Le lundi 13 avril, les avocats de la quasi-totalité des 164 barreaux de France s’apprêtent à se mobiliser pour une journée « justice morte ». Cette action vise à s’opposer au projet de loi porté par Gérald Darmanin, ministre de la Justice, qui introduit une nouvelle procédure de « plaider-coupable » en matière criminelle. Les avocats craignent que cette réforme n’aboutisse à une « justice de bureau », insistant sur les dangers d’une telle approche.
EN BREF
- Les avocats appellent à une mobilisation contre le projet de loi de Gérald Darmanin.
- Le plaider-coupable pourrait révolutionner la justice criminelle en France.
- Le Conseil national des barreaux organise un grand rassemblement à Paris.
Maître François-Xavier Lucas, bâtonnier du Val-de-Marne, a exprimé ses inquiétudes sur cette réforme, évoquant le risque d’une justice expéditive qui pourrait conduire à des aveux précipités. « On se dirige vers une logique de l’aveu très inquiétante », déclare-t-il, rappelant les conséquences dramatiques de l’affaire d’Outreau, où des accusés ont reconnu des faits qu’ils n’avaient pas commis.
Actuellement, la France fait face à un engorgement des tribunaux, avec plus de 6 000 dossiers criminels en attente de jugement. Pour Gérald Darmanin, l’instauration du plaider-coupable permettrait de juger « deux fois plus vite » ces affaires. Ce dispositif, qui ne s’appliquerait pas aux affaires de terrorisme ni aux mineurs, permettrait à un accusé de négocier sa peine avec le procureur, réduisant ainsi la peine maximale d’un tiers s’il reconnaît sa culpabilité.
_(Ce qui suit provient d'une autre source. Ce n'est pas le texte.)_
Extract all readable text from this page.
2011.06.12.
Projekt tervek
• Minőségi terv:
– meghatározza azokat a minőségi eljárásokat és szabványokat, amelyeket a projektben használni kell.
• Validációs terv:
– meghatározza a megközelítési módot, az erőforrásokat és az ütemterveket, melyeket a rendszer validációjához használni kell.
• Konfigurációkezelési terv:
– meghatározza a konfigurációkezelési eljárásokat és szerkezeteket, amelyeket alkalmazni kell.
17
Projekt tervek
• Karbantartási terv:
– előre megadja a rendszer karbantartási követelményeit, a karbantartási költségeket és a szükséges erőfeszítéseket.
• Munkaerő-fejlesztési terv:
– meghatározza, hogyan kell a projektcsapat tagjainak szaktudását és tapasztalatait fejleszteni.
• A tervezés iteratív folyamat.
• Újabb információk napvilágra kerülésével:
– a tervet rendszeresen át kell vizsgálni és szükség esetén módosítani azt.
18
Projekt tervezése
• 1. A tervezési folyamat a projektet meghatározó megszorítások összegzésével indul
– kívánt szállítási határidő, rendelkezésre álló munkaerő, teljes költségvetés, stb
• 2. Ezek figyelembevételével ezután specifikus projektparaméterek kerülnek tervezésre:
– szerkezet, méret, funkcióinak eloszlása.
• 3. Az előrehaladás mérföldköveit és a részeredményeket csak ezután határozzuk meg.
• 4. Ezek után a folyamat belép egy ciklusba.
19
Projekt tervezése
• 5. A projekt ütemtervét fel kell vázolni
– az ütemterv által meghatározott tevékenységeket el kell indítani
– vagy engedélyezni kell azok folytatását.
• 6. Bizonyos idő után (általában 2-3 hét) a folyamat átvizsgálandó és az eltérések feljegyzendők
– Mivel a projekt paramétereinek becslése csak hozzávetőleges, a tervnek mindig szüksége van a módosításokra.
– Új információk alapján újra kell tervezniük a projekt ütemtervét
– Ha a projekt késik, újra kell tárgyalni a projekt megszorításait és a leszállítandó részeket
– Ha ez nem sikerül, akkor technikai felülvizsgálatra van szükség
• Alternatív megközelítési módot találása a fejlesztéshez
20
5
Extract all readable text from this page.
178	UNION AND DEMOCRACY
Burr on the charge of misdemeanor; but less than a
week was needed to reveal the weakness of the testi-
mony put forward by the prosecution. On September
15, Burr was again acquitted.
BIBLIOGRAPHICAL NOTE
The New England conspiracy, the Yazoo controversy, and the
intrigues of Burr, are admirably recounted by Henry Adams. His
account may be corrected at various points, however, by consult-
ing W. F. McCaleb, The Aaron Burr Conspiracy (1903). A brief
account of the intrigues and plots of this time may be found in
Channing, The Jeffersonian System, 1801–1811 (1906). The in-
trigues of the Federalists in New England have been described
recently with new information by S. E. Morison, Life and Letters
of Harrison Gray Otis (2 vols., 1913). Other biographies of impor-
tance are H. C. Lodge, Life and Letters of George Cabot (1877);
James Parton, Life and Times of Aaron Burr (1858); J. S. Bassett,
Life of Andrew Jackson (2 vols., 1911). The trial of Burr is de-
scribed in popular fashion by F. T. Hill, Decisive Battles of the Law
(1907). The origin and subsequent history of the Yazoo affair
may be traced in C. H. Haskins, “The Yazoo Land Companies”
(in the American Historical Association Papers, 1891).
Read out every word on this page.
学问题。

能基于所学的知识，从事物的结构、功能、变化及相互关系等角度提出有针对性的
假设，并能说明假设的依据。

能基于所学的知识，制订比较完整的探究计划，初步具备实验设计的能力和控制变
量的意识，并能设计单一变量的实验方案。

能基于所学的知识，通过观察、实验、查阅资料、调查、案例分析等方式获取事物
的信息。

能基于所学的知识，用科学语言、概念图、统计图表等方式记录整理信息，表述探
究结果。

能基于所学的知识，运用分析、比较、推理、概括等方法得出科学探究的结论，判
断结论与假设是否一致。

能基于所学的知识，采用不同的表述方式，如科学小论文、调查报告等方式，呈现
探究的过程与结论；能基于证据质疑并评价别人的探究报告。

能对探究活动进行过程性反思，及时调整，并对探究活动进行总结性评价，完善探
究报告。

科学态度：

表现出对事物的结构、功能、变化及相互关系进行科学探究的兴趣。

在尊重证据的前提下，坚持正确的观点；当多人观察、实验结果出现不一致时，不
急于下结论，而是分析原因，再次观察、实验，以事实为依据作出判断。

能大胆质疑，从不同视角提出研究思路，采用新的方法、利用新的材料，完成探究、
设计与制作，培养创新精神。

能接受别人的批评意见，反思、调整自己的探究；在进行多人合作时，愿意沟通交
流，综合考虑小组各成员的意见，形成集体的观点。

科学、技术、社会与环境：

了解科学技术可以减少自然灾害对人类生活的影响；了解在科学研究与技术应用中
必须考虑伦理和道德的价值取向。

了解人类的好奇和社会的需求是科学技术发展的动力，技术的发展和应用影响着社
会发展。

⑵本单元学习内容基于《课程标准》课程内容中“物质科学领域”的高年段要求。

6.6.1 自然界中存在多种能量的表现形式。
Ce projet de réforme est présenté par le gouvernement comme une avancée tant pour les accusés que pour les victimes, souvent lassées d’attendre des années pour un procès. Cependant, Eva Bergamaschi, présidente de l’union des jeunes avocats du Val-de-Marne, conteste cette notion, affirmant que les véritables attentes des victimes résident dans la possibilité d’être entendues et de voir l’accusé confronté aux éléments du dossier.
La mobilisation des avocats ne se limitera pas à Paris. Des rassemblements sont également prévus dans plusieurs villes françaises, notamment à Marseille, Aix-en-Provence, Toulon, Toulouse, Nice, Cherbourg et Besançon. Le Conseil national des barreaux appelle ainsi à un « grand rassemblement » devant le Sénat, alors que le texte sera examiné dans l’hémicycle de la chambre haute après son adoption par la commission des lois.
Les avocats, en se mobilisant, cherchent à attirer l’attention sur les implications de cette réforme et à défendre l’idée d’une justice équitable, respectant les droits des accusés comme ceux des victimes. Dans un contexte où la justice doit faire face à des délais de traitement de plus en plus longs, le débat autour du plaider-coupable soulève des questions essentielles sur l’avenir de la justice en France.
Alors que la réforme se profile, les avocats espèrent que leur mobilisation influencera les décisions politiques et juridiques à venir. Les enjeux sont cruciaux : la manière dont la justice est rendue et perçue par les citoyens dépendra en grande partie des choix qui seront faits dans les semaines et mois à venir.